The question might be better answered by the multicenter Canadian CAPITAL MINOS trial, which has just started. Described in an article in the american heart journal, has a planned enrollment of about 150 MR patients with cardiogenic shock randomized to TEER or medical therapy. Results are expected in about 1 year, according to Dr. Alcohol.

But regarding the current analysis, Dr. Alkhouli noted that sensitivity analyzes performed within his data across risk factors, such as degenerative versus nondegenerative MI, low left ventricular ejection fraction (LVEF) (<30% ) versus discharge, and presence or absence of an acute coronary syndrome (ACS), consistently supported a benefit of the intervention.

Additionally, cardiogenic shock did not appear to be a factor in device failure, according to Dr. Alkhouli, addressing a possible criticism that cardiogenic shock was an underlying reason for device failure.

>90% in NYHA class III or IV heart failure

In this study, the mean age was 73 years. More than 90% were in class III or IV heart failure in the 2 weeks prior to TEER. More than half had established coronary artery disease. Other concomitant cardiovascular morbidities, such as atrial fibrillation or flutter (65%), prior myocardial infarction (39%), and prior stroke or transient ischemic attack (>10%), were well represented.

When those who were successful with the device were compared with those who failed, the risk profile was comparable. The STS (Society of Thoracic Surgeons) predicted mortality for mitral valve repair between these two groups was 14.8% vs. 15% (P = 0.97), respectively.

However, those with device failure had a lower baseline left ventricular ejection fraction (40.7% vs. 42.9%; P = 0.009) and a higher prevalence of moderate-severe or severe MI (96.1% vs. 84.9%; P <0.001).
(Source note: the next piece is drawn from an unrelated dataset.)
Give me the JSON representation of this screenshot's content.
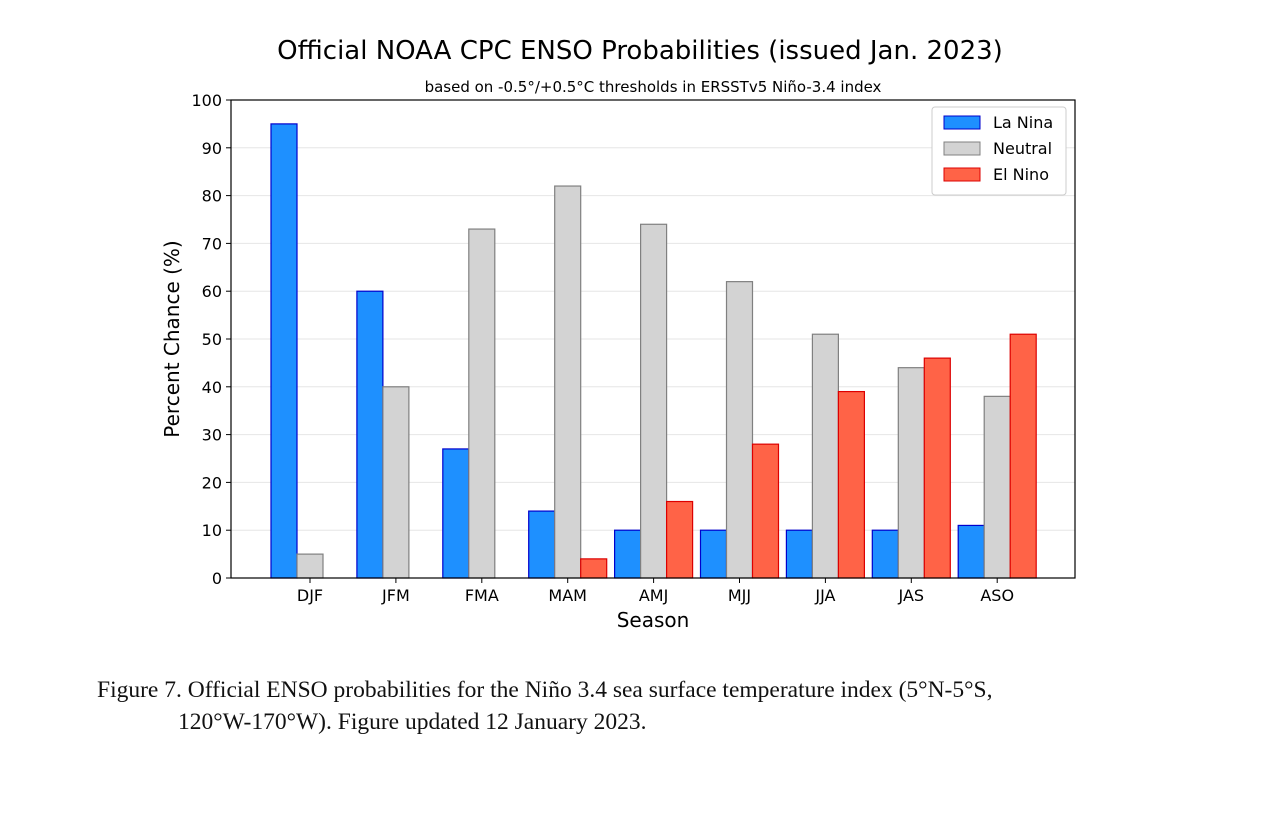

Growing experience with TEER means that benefit has now been demonstrated in several complicated MR groups, such as those with severe ventricular dysfunction, renal failure, and obstructive pulmonary disease. This was a rationale for looking at impaction or repairing MR in patients with cardiogenic shock.
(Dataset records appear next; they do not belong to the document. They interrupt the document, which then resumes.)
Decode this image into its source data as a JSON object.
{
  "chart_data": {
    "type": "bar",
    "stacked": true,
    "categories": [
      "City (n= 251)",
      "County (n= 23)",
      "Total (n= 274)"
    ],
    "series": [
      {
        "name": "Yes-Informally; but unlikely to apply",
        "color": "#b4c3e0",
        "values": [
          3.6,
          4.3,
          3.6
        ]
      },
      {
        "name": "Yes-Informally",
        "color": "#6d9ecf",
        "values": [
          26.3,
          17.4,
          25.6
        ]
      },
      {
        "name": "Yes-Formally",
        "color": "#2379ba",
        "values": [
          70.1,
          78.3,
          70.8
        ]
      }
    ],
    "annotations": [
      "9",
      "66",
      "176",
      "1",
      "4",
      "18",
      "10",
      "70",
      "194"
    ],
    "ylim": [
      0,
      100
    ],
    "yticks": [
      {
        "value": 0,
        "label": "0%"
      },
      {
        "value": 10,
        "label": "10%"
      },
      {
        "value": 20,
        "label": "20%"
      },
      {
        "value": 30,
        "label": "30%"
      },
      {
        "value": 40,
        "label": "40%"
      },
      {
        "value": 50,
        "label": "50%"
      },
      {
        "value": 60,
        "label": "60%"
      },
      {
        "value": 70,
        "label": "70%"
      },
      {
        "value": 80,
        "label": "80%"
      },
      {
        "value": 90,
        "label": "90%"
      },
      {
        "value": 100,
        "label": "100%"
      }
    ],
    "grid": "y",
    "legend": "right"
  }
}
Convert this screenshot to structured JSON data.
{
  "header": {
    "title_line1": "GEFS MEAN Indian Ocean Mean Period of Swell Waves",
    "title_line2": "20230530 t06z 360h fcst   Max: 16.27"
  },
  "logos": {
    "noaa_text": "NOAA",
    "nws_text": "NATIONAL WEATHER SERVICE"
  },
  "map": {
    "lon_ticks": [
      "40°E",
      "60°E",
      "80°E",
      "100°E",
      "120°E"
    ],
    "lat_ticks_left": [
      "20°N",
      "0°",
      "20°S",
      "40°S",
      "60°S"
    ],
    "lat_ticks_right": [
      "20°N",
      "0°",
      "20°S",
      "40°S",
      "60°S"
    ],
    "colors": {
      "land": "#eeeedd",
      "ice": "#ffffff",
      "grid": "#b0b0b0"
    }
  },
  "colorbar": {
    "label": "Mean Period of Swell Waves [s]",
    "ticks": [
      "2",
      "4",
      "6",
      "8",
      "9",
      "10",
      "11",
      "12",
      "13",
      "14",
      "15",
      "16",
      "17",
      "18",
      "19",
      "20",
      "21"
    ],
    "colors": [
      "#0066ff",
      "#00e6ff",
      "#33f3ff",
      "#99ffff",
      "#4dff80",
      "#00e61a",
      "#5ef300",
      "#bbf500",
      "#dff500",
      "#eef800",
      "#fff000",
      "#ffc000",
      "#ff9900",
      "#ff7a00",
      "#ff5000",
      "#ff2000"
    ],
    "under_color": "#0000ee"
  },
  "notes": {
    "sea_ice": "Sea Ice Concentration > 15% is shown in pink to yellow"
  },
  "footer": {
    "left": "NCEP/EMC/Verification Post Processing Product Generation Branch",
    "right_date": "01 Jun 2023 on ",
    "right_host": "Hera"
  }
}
It’s a pressing question, according to Dr. Alcohol. He cited studies suggesting that up to 20% of patients hospitalized for cardiogenic shock have at least one moderate to severe MI. In contrast, cardiogenic shock is not an uncommon finding in patients with MR.

while Dr Alkhouli acknowledged that the many variables that influence outcome in patients with MR and cardiogenic shock will make a randomized trial “challenging”. Many experts echoed this concern and even expressed some skepticism about the potential for an unbiased trial.

Data confirms that MR repair is safe during shock

“These data show that MR repair is safe in patients with cardiogenic shock,” said Anita W. Asgar, MD, interventional cardiologist associated with the Montreal Heart Institute, Canada. She noted that there was a 5- to 6-day delay among patients with cardiogenic shock before undergoing MR repair in this analysis, which could reflect a removal of those at very high risk. Similarly, she suggested that many interventionists are likely to consider multiple variables before proceeding.

As a result, MR repair may not be randomized in a cardiogenic shock population, as this decision is not usually made outside the context of multiple variables.

“I’m not sure a clinical trial is ethical,” she said. She would expect that doctors enrolling patients would only do so selectively.

Alexandra J. Lansky, MD, Director, Yale Heart and Vascular Research Program, Yale University, New Haven, Connecticut, also emphasized the difficulty of controlling for variables, such as the duration of cardiogenic shock, that influence decision making. .

However, he called the data “very important” in that they at least provide some objective data for deciding whether to intervene in a group of “challenging” patients that are encountered quite frequently in clinical practice.

dr Alkhouli reports financial relationships with Abbott Vascular, Boston Scientific, Johnson & Johnson, and Phillips. dr Asgar reports financial relationships with Abbott Vascular, Edwards Lifesciences, WL Gore & Associates, and Medtronic. dr Lasky does not disclose potential conflicts of interest.